Yes...aside from the illegal immigration policy, I think that our current immigration policy (particularly the 1965 Immigration Act as amended and supplmented) is extremely bad policy. The '65 Act was passed (and dramatically altered the immigration policy this nation had very successfully been following since the 1920's) amidst lies, naive, misguided predictions of its effects and that destructive leftist Great Society, multicultural ideology of the 1960's.
So Teddy Kennedy assured Americans that, even if we passed the '65 Act, "our cities will not be flooded with a million immigrants annually." Former Hawaii Senator Daniel Inouye, claimed that "the total number of potential immigrants would not be changed very much." Of course, today, well over a million legal immigrants do flood our cities every year...about 5 times the number of immigrants enter America every year as did in 1964 (and the number grows every year).

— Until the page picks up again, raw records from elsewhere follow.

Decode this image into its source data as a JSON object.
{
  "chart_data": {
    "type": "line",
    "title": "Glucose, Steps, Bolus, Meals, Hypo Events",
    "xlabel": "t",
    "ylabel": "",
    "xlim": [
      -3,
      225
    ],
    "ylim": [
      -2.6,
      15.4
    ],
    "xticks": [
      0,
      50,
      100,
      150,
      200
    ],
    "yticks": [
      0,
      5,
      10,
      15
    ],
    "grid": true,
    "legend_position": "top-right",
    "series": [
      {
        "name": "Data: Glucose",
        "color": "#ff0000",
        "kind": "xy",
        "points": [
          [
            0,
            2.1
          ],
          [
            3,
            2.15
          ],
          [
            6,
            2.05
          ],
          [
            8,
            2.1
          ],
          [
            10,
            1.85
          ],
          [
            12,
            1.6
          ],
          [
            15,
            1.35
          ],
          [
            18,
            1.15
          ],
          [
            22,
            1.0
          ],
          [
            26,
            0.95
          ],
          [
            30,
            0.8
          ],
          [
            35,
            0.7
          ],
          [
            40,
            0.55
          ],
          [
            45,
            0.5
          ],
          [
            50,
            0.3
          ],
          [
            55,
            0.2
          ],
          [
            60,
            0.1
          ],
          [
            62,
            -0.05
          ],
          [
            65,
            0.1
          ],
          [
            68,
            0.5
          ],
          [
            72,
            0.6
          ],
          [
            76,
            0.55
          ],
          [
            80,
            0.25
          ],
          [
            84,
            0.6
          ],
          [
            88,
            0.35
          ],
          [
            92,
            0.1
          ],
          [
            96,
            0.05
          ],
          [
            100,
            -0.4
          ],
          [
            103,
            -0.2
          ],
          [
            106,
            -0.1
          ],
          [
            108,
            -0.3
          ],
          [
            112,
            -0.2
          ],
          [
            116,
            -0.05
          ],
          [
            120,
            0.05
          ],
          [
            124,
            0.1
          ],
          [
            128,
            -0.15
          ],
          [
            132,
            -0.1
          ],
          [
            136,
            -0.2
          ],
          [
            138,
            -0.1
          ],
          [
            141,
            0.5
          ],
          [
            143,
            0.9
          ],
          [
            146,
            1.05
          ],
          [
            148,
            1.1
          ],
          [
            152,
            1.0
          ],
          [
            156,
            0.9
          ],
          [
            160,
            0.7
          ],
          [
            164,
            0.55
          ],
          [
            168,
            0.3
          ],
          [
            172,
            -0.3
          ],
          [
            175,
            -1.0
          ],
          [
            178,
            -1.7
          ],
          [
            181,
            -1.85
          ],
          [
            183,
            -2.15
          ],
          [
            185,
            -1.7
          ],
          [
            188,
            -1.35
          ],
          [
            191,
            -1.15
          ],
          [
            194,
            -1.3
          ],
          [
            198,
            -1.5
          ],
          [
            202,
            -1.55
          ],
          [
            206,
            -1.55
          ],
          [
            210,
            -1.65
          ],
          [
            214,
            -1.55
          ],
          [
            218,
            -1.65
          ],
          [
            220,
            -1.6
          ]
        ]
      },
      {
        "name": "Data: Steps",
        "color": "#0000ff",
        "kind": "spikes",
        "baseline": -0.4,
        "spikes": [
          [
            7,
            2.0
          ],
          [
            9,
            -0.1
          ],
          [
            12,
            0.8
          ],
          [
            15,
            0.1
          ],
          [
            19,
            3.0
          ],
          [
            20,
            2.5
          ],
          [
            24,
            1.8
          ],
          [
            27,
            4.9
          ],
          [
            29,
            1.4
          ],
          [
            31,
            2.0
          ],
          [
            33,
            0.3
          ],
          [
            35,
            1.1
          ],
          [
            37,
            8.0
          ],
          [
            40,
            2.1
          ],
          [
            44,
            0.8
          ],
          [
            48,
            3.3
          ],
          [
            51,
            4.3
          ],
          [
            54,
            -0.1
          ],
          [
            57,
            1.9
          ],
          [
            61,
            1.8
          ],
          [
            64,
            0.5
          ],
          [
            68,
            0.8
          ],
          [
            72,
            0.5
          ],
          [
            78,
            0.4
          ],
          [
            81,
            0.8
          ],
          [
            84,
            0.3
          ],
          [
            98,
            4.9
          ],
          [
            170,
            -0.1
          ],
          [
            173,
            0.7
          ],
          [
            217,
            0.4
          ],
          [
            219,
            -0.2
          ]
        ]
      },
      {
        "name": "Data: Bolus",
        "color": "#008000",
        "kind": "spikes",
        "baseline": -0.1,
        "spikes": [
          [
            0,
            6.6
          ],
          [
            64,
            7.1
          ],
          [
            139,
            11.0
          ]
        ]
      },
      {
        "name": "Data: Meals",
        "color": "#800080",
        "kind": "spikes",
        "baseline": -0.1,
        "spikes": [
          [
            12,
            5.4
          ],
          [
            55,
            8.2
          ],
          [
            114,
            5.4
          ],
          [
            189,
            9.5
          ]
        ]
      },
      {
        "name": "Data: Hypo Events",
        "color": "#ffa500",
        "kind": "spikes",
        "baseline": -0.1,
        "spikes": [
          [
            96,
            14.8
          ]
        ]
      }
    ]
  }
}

Senator Robert Kennedy predicted a total of 5,000 immigrants from India; his successor as US Attorney General, Nicholas Katzenbach, predicted 8,000. Of course, we now have over 1000x the number of Indian immigrants that Kennedy (deceptively or foolishly) predicted. Senator Hiram Fong, of Hawaii, stated that Asians"will never reach 1 percent of the population." Of course, the number of Asians far exceeds that number.

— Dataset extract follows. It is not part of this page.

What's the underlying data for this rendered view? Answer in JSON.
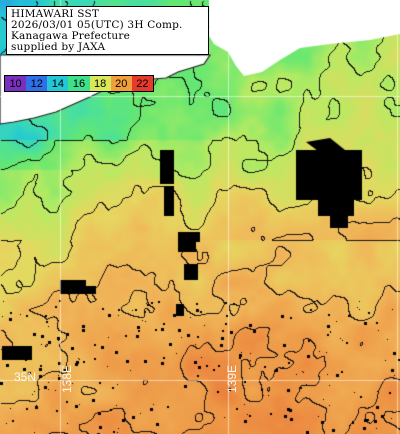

Interesting when one looks at the Congressional debates around the '65 Immigration Act...it appears that, at least in the context of debating immigration policy, people were able to talk about demographics and cultural considerations without being called a racist...
Time to halt all immigration for a while and then, roll back the 1960's multicultural experiments that have done so much damage to this country and return to a sensible level of immigration based on the national origins standards we used for the first half of this century.
I suspect that many of the anti-illegals are just hiding behind the word "illegal" to mask their opposition to all imigrants; others use it simply as a vehicle to criticize President Bush.